Selanjutnya dalam kondisi layar Smartpls menampilkan Gambar diatas  kita dapat langsung menampilkan Output Inner model dengan mengikuti  langkah - langkah berikut :

1. Klik Calculate
2. Klik Boostraping
3. Untuk memproses dengan pilihan standar teruskan dengan Klik Start Calculation hingga layar ditampilkan seperti gambar berikut

Patc Coefficient
Path Coefficient
Pada Output Path Coeffisient  seperti nampak pada tabel di atas adalah melihat signifikansi pengaruh masing - masing variabel kepemimpinan, motivasi dan budaya kerja dengan melihat  nilai koefisien paramter (original sample) :


Besarnya koefisien parameter untuk variabel Kepemimpinani  (X1) sebesar (original sample) 0,110 yang berarti terdapat pengaruh positif antara Kepemimpinan  (X1) terhadap (Y1) Kinerja Pegawai. Atau dapat diinterpretasikan bahwa semakin baik Kepemimpinan  pegawai maka kinerja pegawai akan semakin meningkat. Nilai t - Statistik sebesar 0,789 TIDAK SIGNIFIKAN (t tabel signifikansi 5% = 1,96). Oleh karena nilai t statistik lebih kecil dari t-tabel 1,96 (0,789 < 1,96)


Besarnya koefisien parameter untuk variabel Motivasi  (X2) sebesar (original sample) 0,583 yang berarti terdapat pengaruh positif antara motivasi kerja  (X1) terhadap (Y1) Kinerja Pegawai. Atau dapat diinterpretasikan bahwa semakin tinggi motivasi  pegawai maka kinerja pegawai akan semakin meningkat. Nilai t - Statistik sebesar 0,555 TIDAK SIGNIFIKAN  (t tabel signifikansi 5% = 1,96). Oleh karena nilai t statistik lebih kecil dari t-tabel 1,96 (0,555 < 1,96)

Besarnya koefisien parameter untuk variabel budaya kerja (X3) sebesar (original sample) 0,583 yang berarti terdapat pengaruh positif antara Budaya Kerja (X3) terhadap (Y1) Kinerja Pegawai. Atau dapat diinterpretasikan bahwa semakin tinggi budaya kerja  pegawai maka kinerja pegawai akan semakin meningkat. Nilai t - Statistik sebesar 2,616 SIGNIFIKAN (t tabel signifikansi 5% = 1,96). Oleh karena nilai t statistik lebih besar dari t-tabel 1,96 (2,616 > 1,96)

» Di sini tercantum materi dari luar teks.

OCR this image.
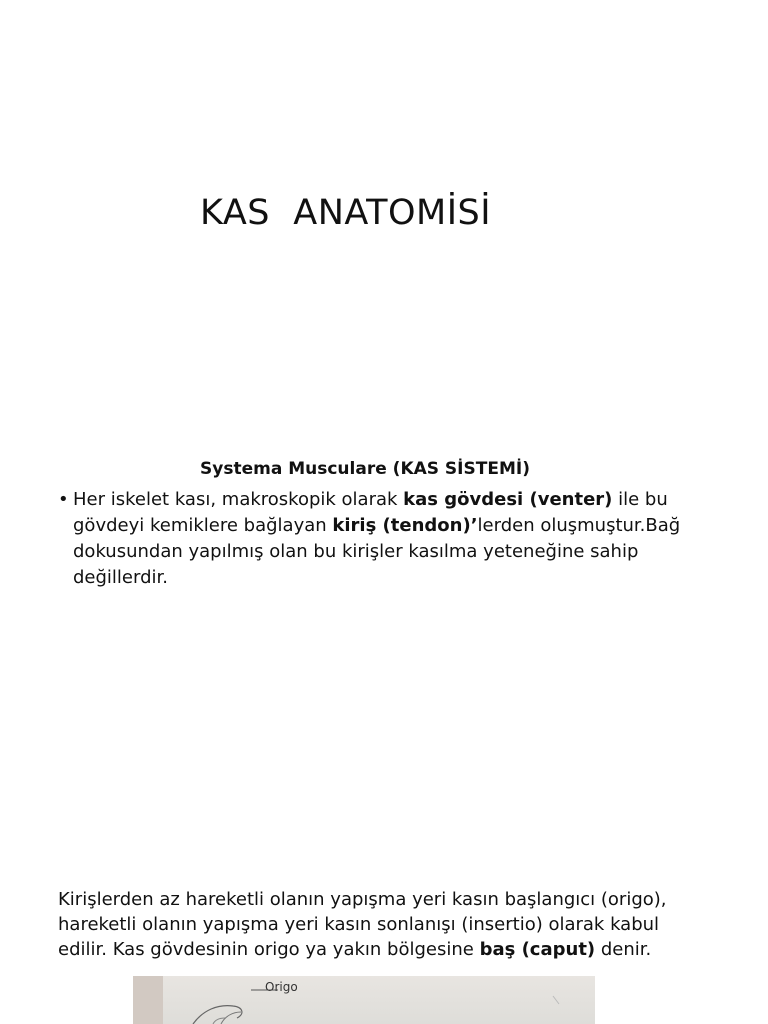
KAS  ANATOMİSİ
Systema Musculare (KAS SİSTEMİ)
• Her iskelet kası, makroskopik olarak kas gövdesi (venter) ile bu gövdeyi kemiklere bağlayan kiriş (tendon)’lerden oluşmuştur.Bağ dokusundan yapılmış olan bu kirişler kasılma yeteneğine sahip değillerdir.
Kirişlerden az hareketli olanın yapışma yeri kasın başlangıcı (origo), hareketli olanın yapışma yeri kasın sonlanışı (insertio) olarak kabul edilir. Kas gövdesinin origo ya yakın bölgesine baş (caput) denir.
Origo
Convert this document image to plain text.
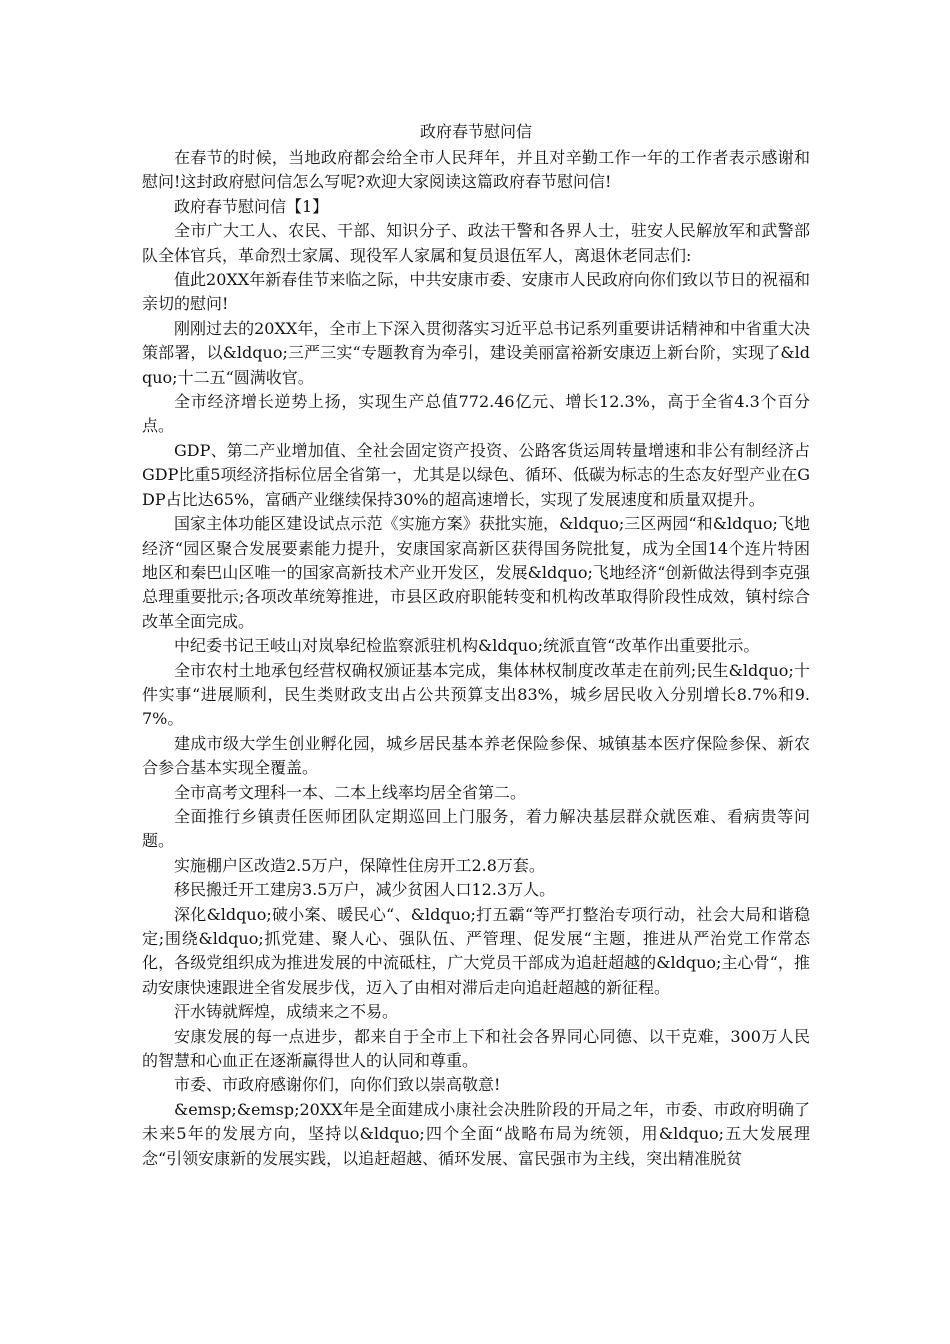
政府春节慰问信

在春节的时候，当地政府都会给全市人民拜年，并且对辛勤工作一年的工作者表示感谢和慰问!这封政府慰问信怎么写呢?欢迎大家阅读这篇政府春节慰问信!

政府春节慰问信【1】

全市广大工人、农民、干部、知识分子、政法干警和各界人士，驻安人民解放军和武警部队全体官兵，革命烈士家属、现役军人家属和复员退伍军人，离退休老同志们:

值此20XX年新春佳节来临之际，中共安康市委、安康市人民政府向你们致以节日的祝福和亲切的慰问!

刚刚过去的20XX年，全市上下深入贯彻落实习近平总书记系列重要讲话精神和中省重大决策部署，以&ldquo;三严三实“专题教育为牵引，建设美丽富裕新安康迈上新台阶，实现了&ldquo;十二五“圆满收官。

全市经济增长逆势上扬，实现生产总值772.46亿元、增长12.3%，高于全省4.3个百分点。

GDP、第二产业增加值、全社会固定资产投资、公路客货运周转量增速和非公有制经济占GDP比重5项经济指标位居全省第一，尤其是以绿色、循环、低碳为标志的生态友好型产业在GDP占比达65%，富硒产业继续保持30%的超高速增长，实现了发展速度和质量双提升。

国家主体功能区建设试点示范《实施方案》获批实施，&ldquo;三区两园“和&ldquo;飞地经济“园区聚合发展要素能力提升，安康国家高新区获得国务院批复，成为全国14个连片特困地区和秦巴山区唯一的国家高新技术产业开发区，发展&ldquo;飞地经济“创新做法得到李克强总理重要批示;各项改革统筹推进，市县区政府职能转变和机构改革取得阶段性成效，镇村综合改革全面完成。

中纪委书记王岐山对岚皋纪检监察派驻机构&ldquo;统派直管“改革作出重要批示。

全市农村土地承包经营权确权颁证基本完成，集体林权制度改革走在前列;民生&ldquo;十件实事“进展顺利，民生类财政支出占公共预算支出83%，城乡居民收入分别增长8.7%和9.7%。

建成市级大学生创业孵化园，城乡居民基本养老保险参保、城镇基本医疗保险参保、新农合参合基本实现全覆盖。

全市高考文理科一本、二本上线率均居全省第二。

全面推行乡镇责任医师团队定期巡回上门服务，着力解决基层群众就医难、看病贵等问题。

实施棚户区改造2.5万户，保障性住房开工2.8万套。

移民搬迁开工建房3.5万户，减少贫困人口12.3万人。

深化&ldquo;破小案、暖民心“、&ldquo;打五霸“等严打整治专项行动，社会大局和谐稳定;围绕&ldquo;抓党建、聚人心、强队伍、严管理、促发展“主题，推进从严治党工作常态化，各级党组织成为推进发展的中流砥柱，广大党员干部成为追赶超越的&ldquo;主心骨“，推动安康快速跟进全省发展步伐，迈入了由相对滞后走向追赶超越的新征程。

汗水铸就辉煌，成绩来之不易。

安康发展的每一点进步，都来自于全市上下和社会各界同心同德、以干克难，300万人民的智慧和心血正在逐渐赢得世人的认同和尊重。

市委、市政府感谢你们，向你们致以崇高敬意!

&emsp;&emsp;20XX年是全面建成小康社会决胜阶段的开局之年，市委、市政府明确了未来5年的发展方向，坚持以&ldquo;四个全面“战略布局为统领，用&ldquo;五大发展理念“引领安康新的发展实践，以追赶超越、循环发展、富民强市为主线，突出精准脱贫
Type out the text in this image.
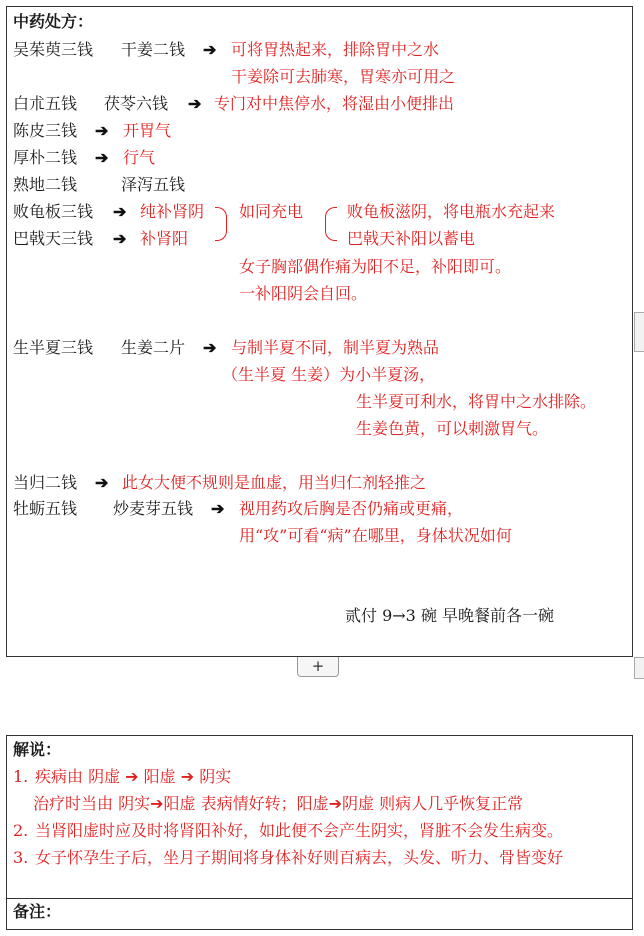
中药处方：
吴茱萸三钱 干姜二钱 ➔ 可将胃热起来，排除胃中之水
干姜除可去肺寒，胃寒亦可用之
白朮五钱 茯苓六钱 ➔ 专门对中焦停水，将湿由小便排出
陈皮三钱 ➔ 开胃气
厚朴二钱 ➔ 行气
熟地二钱	泽泻五钱
败龟板三钱 ➔ 纯补肾阴
巴戟天三钱 ➔ 补肾阳
如同充电	败龟板滋阴，将电瓶水充起来
巴戟天补阳以蓄电
女子胸部偶作痛为阳不足，补阳即可。
一补阳阴会自回。
生半夏三钱 生姜二片 ➔ 与制半夏不同，制半夏为熟品
（生半夏 生姜）为小半夏汤，
生半夏可利水，将胃中之水排除。
生姜色黄，可以刺激胃气。
当归二钱 ➔ 此女大便不规则是血虚，用当归仁剂轻推之
牡蛎五钱 炒麦芽五钱 ➔ 视用药攻后胸是否仍痛或更痛，
用“攻”可看“病”在哪里，身体状况如何
贰付 9→3 碗 早晚餐前各一碗
+
解说：
1. 疾病由 阴虚 ➔ 阳虚 ➔ 阴实
治疗时当由 阴实➔阳虚 表病情好转；阳虚➔阴虚 则病人几乎恢复正常
2. 当肾阳虚时应及时将肾阳补好，如此便不会产生阴实，肾脏不会发生病变。
3. 女子怀孕生子后，坐月子期间将身体补好则百病去，头发、听力、骨皆变好
备注：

Output Pengujian lainnya terhadap model  dilakukan dengan melihat nilai R - Square  yang merupakan uji goodness-fit-model seperti pada gambar berikut :

R-Square
R-Square

 Nilai R - Square sebesa 0,630, dapat dijelaskan  bahwa  pengaruh Variabel Kepemimpinan (X1), Motivasi (X2) dan Budaya Kerja (X3) terhadap Kinerja Pegawai (Y1) memberi nilai sebesar  0,630 .yang dapat diinterpretasikan bahwa variabel konstruk kinerja pegawai dapat dijelaskan oleh varaibel konstruk kepemimpinan, motivasi dan budaya kerja sebesar  63,0%. Sedangkan sisanya 37% dijelaskan oleh variabel lain diluar yang diteliti. (Catatan : Nilai R-Square diambil dari Output PLS Algorithm. Penjelasan lebih lengkap tentang Interpretasi (Inner Model) Partial Least Square,  tonton Tutorialnya (Tutorial 5). Jika ada masih belum faham silahkan anda menonton video Tutorial 1 dst.


Sumber : SmartPLS 3.0 Untuk Penelitian Empiris  Ghozali, (2015)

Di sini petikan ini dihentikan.